Those version are known to have some quarks like that.  However, one guy did
mention that it depends the hierarchy or which one u entered first.   I
signed up for the wednesday Ruby conference as well for an additional 75
dollars.  The author of this book is going to go over improving ruby code
and test driven development.  I thought the TDD would be especially helpful.

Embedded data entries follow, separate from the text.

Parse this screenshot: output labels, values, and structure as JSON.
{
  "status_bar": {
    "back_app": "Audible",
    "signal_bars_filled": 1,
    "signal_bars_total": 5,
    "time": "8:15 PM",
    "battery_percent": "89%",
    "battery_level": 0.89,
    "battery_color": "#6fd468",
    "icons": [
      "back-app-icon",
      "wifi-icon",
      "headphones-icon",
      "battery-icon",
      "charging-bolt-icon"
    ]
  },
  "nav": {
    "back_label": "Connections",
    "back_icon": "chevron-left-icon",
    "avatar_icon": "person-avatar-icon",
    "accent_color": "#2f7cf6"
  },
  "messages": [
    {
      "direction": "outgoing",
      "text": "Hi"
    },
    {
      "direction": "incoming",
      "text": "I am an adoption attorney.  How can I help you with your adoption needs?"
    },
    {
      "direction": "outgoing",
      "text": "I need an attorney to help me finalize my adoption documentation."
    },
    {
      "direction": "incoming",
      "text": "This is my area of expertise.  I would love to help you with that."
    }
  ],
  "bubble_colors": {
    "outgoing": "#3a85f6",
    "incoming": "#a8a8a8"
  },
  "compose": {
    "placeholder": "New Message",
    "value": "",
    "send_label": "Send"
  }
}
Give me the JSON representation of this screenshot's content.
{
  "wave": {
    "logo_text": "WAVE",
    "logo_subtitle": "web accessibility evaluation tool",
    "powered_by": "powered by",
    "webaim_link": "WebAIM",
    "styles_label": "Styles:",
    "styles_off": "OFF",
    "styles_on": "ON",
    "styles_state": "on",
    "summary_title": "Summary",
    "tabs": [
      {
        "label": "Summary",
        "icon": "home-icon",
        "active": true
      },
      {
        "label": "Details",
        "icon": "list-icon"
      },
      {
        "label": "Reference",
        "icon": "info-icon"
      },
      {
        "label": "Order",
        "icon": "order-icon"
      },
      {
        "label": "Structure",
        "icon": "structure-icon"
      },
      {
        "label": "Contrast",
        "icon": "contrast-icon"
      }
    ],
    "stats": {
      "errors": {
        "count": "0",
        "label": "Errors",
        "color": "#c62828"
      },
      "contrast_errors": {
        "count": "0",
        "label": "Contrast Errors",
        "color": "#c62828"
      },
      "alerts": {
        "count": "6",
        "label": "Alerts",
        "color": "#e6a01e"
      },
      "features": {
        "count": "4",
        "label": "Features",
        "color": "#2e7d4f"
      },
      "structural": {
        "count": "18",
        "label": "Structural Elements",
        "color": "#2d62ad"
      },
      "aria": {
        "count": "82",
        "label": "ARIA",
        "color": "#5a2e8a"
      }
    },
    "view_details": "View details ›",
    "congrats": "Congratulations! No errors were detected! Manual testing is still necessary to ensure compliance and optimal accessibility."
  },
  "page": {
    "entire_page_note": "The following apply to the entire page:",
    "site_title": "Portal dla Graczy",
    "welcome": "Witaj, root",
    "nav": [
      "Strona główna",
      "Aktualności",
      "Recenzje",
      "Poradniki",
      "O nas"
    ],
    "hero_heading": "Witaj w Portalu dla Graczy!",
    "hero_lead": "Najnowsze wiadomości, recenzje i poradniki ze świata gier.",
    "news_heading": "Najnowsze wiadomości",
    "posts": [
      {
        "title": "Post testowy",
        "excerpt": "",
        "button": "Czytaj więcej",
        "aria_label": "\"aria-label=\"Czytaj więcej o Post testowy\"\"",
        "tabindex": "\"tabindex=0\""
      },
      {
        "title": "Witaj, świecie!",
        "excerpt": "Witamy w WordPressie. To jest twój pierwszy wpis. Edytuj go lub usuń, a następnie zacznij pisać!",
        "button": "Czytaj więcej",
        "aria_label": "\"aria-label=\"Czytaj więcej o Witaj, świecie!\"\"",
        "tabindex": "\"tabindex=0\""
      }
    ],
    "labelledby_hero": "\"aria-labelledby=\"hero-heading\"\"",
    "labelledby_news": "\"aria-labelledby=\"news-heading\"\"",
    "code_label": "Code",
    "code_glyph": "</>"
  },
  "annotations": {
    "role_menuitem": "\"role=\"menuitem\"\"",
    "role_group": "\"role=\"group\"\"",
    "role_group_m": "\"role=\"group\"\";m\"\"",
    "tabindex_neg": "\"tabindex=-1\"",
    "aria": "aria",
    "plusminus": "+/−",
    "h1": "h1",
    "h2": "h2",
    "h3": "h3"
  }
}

On Wed, Mar 9, 2011 at 8:56 PM, Eric Christopherson <
echristopherson / gmail.com> wrote:

> On Mon, Mar 7, 2011 at 11:14 PM, Mayank Kohaley
> <mayank.kohaley / gmail.com> wrote:
> > On Tue, Mar 8, 2011 at 10:01 AM, Eric Christopherson <
> > echristopherson / gmail.com> wrote:
> >
> >> On Mon, Mar 7, 2011 at 5:31 PM, Gary Wright <gwtmp01 / mac.com> wrote:
> >> >
> >> > On Mar 7, 2011, at 7:03 AM, Mayank Kohaley wrote:
> >> >
> >> >> The class method in Ruby is represented using self.<method name> or
> >> <class
> >> >> name>.<method name>, A class method is used to modify the class
> >> variables(
> >> >> which has the same value in every object of that class, as you have
> in
> >> your
> >> >> program @@number_of_squares).
> >> >
> >> > This is only partially correct.  A class method is not 'used to modify
> >> > class variables'.  It can be used to do that but so can many other
> >> mechanisms
> >> > including code in an instance method, a block, or a module or class
> >> definition.
> >> >
> >> > It is misleading to say a class variable has 'the same value in every
> >> object
> >> > of the class' since it suggests that class variables are in some way
> >> associated
> >> > with instances (or 'self') but they aren't. They are associated with
> the
> >> innermost
> >> > lexical scope, which for most instance method definitions is just the
> >> class
> >> > definition block but that is more coincidence than design.  Consider
> the
> >> code
> >> > below where an instance method for A is defined within the lexical
> scope
> >> of B.
> >> >
> >> > class A
> >> >  @@a = "defined in A"
> >> > end
> >> >
> >> > class B
> >> >  @@a = "defined in B"
> >> >  A.send(:define_method, :show_a) { @@a }
> >> >  A.send(:define_method, :show_x) { @@x }
> >> > end
> >> >
> >> > class C < A
> >> > end
> >> >
> >> > A.new.show_a   #  "defined in B"
> >> >
> >> > class Object
> >> >  @@x = 'defined in Object'
> >> > end
> >> > A.new.show_x   # defined in Object"
> >> >
> >> > This shows that the resolution of class variables is based on the
> lexical
> >> > scope and not the dynamic scope. The method #show_x also shows that
> >> > the class hierarchy is also traversed when resolving a class variable
> >> (first B
> >> > is considered and then Object because B is a subclass of Object)
> >>
> >> Interestingly, if you put
> >>
> >> @@x = "defined in B"
> >>
> >> in class B, A.new.show_x still shows "defined in Object".
> >>
> >>
> > After putting @@x = "defined in B" in class B it shows "defined in B" and
> > not "defined in Object", and it makes sense as it works according to
> lexical
> > scope and not the dynamic scope. This is how I changed the class B
> without
> > changing anything else
> >
> > class B
> >  @@a = "defined in B"
> >  @@x = "defined in B"
> >  A.send(:define_method, :show_a) { puts @@a }
> >  A.send(:define_method, :show_x) { puts @@x }
> > end
> >
>
> Ohhh, fun. It turns out that Ruby 1.8 shows both as "defined in B",
> but Ruby 1.9 has show_x print "defined in Object".